Джефф с непроницаемым лицом спросил:

– И даже может обвинить тебя в утаивании вещественных доказательств, найденных на станции?

– Он способен на все.

– Есть люди, которых лучше не доводить, – заметил Джефф и направился к автомобилю.

– Что он хотел сказать? – спросил Яблонский.

– Бог его знает. Разве поймешь нынешнее поколение? Вы упомянули о ЦФУ. Что там насчет него?

– Ах да. ЦФУ подготовило доклад о пропажах радиоактивных материалов для правительственного учреждения с примечательным названием "Подкомитет по энергетике и окружающей среде, занимающийся вопросами малого бизнеса". Доклад был и продолжает оставаться засекреченным. На его основе подкомитет сделал заявление для прессы. Выяснилось, что ЦФУ весьма низкого мнения об УЭИР, считает, что там занимаются не своими делами. Более того, стало известно, что с тридцати четырех станций, производящих уран и плутоний, пропали тонны радиоактивных материалов – точное количество не указывается. ЦФУ ставит под сомнение способность УЭИР вести учет и контроль и предоставлять точную информацию о наличии или отсутствии материалов.

– Вряд ли это понравилось доктору Дюрреру.
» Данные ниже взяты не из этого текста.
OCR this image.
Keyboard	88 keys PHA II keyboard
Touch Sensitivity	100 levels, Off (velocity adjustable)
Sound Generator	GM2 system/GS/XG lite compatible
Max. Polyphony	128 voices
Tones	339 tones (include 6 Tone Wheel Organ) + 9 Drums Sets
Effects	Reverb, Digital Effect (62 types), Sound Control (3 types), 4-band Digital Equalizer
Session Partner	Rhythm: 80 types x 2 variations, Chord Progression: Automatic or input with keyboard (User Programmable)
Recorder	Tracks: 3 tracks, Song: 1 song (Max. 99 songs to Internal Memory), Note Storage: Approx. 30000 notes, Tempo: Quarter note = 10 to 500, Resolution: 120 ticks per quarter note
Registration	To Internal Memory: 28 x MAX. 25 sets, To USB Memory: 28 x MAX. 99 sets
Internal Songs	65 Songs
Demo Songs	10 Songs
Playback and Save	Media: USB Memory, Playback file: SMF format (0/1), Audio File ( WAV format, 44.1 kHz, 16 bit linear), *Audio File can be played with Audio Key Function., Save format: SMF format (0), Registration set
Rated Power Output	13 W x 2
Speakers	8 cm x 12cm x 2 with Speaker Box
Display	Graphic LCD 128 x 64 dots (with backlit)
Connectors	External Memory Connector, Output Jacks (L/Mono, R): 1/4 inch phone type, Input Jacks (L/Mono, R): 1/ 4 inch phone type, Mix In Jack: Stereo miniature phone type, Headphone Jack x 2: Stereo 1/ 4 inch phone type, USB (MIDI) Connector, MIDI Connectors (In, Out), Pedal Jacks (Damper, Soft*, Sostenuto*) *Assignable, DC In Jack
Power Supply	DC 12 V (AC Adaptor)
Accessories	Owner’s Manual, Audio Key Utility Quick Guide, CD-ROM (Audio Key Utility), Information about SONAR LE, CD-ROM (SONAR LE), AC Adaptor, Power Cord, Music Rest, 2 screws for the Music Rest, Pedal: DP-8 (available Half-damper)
– В УЭИР все прямо с цепи сорвались. Сделали заявление, что на любой станции до ста километров всяких труб, а если это умножить на тридцать четыре – общее количество станций, то получится почти три с половиной тысячи километров труб, в которых полным-полно радиоактивного материала. ЦФУ полностью с этим согласилось, но испортило все дело, указав, что нет никакой возможности определить, сколько же радиоактивных материалов находится во всех этих трубах.
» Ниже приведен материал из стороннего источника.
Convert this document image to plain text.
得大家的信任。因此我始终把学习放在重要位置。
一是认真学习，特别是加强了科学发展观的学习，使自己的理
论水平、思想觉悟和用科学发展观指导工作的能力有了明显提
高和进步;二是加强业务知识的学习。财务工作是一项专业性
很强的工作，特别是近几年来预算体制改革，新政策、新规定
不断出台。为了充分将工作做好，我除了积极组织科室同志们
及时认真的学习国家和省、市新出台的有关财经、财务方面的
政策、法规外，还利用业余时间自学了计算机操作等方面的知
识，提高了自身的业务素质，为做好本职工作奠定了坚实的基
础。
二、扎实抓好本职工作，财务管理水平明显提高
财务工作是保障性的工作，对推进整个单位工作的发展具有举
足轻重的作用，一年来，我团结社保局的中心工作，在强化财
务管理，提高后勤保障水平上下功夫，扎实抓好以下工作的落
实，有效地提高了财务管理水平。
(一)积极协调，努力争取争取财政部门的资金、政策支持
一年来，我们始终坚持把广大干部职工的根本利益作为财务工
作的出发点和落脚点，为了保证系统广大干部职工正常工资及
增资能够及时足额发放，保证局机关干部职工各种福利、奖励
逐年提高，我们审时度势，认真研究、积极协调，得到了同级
Яблонский с тоской уставился на дно своего опустевшего стакана. Райдер покорно поднялся, а когда вернулся с новой порцией виски, Яблонский вяло упрекнул его:

– Стараетесь развязать мне язык?

– Вы догадливы. Что ответило на это УЭИР?
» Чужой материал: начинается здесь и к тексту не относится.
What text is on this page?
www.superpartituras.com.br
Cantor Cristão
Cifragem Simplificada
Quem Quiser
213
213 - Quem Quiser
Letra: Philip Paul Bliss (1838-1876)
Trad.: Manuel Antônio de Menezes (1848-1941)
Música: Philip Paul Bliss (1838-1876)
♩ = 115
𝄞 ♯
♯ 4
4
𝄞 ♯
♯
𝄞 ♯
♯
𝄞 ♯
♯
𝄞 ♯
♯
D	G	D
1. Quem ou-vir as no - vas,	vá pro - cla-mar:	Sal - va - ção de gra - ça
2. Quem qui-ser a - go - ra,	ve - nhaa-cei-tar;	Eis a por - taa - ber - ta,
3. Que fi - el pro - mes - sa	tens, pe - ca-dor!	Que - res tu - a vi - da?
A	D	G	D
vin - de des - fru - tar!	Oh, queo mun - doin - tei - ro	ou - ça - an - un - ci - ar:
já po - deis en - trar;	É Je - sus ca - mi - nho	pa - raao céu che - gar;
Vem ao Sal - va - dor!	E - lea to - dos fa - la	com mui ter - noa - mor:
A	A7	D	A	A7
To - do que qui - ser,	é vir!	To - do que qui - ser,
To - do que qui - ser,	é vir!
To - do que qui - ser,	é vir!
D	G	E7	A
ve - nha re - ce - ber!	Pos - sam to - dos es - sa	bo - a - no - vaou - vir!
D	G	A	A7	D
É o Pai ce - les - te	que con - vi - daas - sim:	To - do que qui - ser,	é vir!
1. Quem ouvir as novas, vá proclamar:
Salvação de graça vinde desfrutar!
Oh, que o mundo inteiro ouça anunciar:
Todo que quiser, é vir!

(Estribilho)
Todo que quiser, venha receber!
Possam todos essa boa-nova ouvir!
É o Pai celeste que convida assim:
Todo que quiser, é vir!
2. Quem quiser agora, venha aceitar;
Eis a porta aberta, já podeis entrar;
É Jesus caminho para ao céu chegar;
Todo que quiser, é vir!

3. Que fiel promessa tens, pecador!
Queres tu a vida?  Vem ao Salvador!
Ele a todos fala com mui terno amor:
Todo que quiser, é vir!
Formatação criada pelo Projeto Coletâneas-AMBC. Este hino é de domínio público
– Почти ничего. И они сказали еще меньше, когда эту позицию поддержала Комиссия по ядерной регламентации. В сущности, они сказали только две вещи: что практически любая атомная станция может быть захвачена горсткой вооруженных и решительных людей и что системы контроля за сохранностью материалов несовершенны.

– Вы верите в это?

– Пожалуйста, не задавайте глупых вопросов. Особенно после того, что случилось сегодня днем.

– Выходит, по всей стране могут быть припрятаны десятки тонн радиоактивных материалов?

– Скажите, вы будете ссылаться на мой ответ?

– Кажется, теперь ваша очередь задавать глупые вопросы.

Яблонский вздохнул:

– Вот черт. Да, это вполне возможно и более чем вероятно. Зачем вы задаете все эти вопросы, сержант?

– Еще один вопрос, и тогда я вам отвечу. Лично вы сумеете сделать атомную бомбу?

– Конечно, как и любой знающий ученый, причем не обязательно физик-ядерщик. Тысячи людей способны на это. Некоторые, правда, утверждают, что невозможно создать атомную бомбу, не пройдя тем же путем, которым шли творцы Манхэттенского проекта – весьма долгосрочной, очень сложной и дорогостоящей программы, которая привела к созданию атомной бомбы во время Второй мировой войны. Чепуха. Необходимая информация сейчас вполне доступна. Достаточно написать в Комиссию по атомной энергии, вложить в конверт три доллара, и вам с радостью вышлют экземпляр журнала "Лос-Аламос пример", в котором детально изложены основные принципы создания атомной бомбы. Подороже придется заплатить за книгу "Манхэттенская история. Проект "У" или проект "Лос-Аламос"". Чтобы получить эту книгу, сделайте запрос в Техническое управление Министерства торговли США, и вам вышлют книгу по почте, ответят на все вопросы и, что более ценно, объяснят, какие могут возникнуть проблемы при создании первой атомной бомбы и как их преодолеть. Ужасная информация. Немало соответствующей информации печатается и в открытой прессе. Обратитесь в местную библиотеку, и вы увидите, что там полно материалов, которые следует засекретить. В крайнем случае остается Американская Энциклопедия, которая даст умному человеку ответы на все вопросы.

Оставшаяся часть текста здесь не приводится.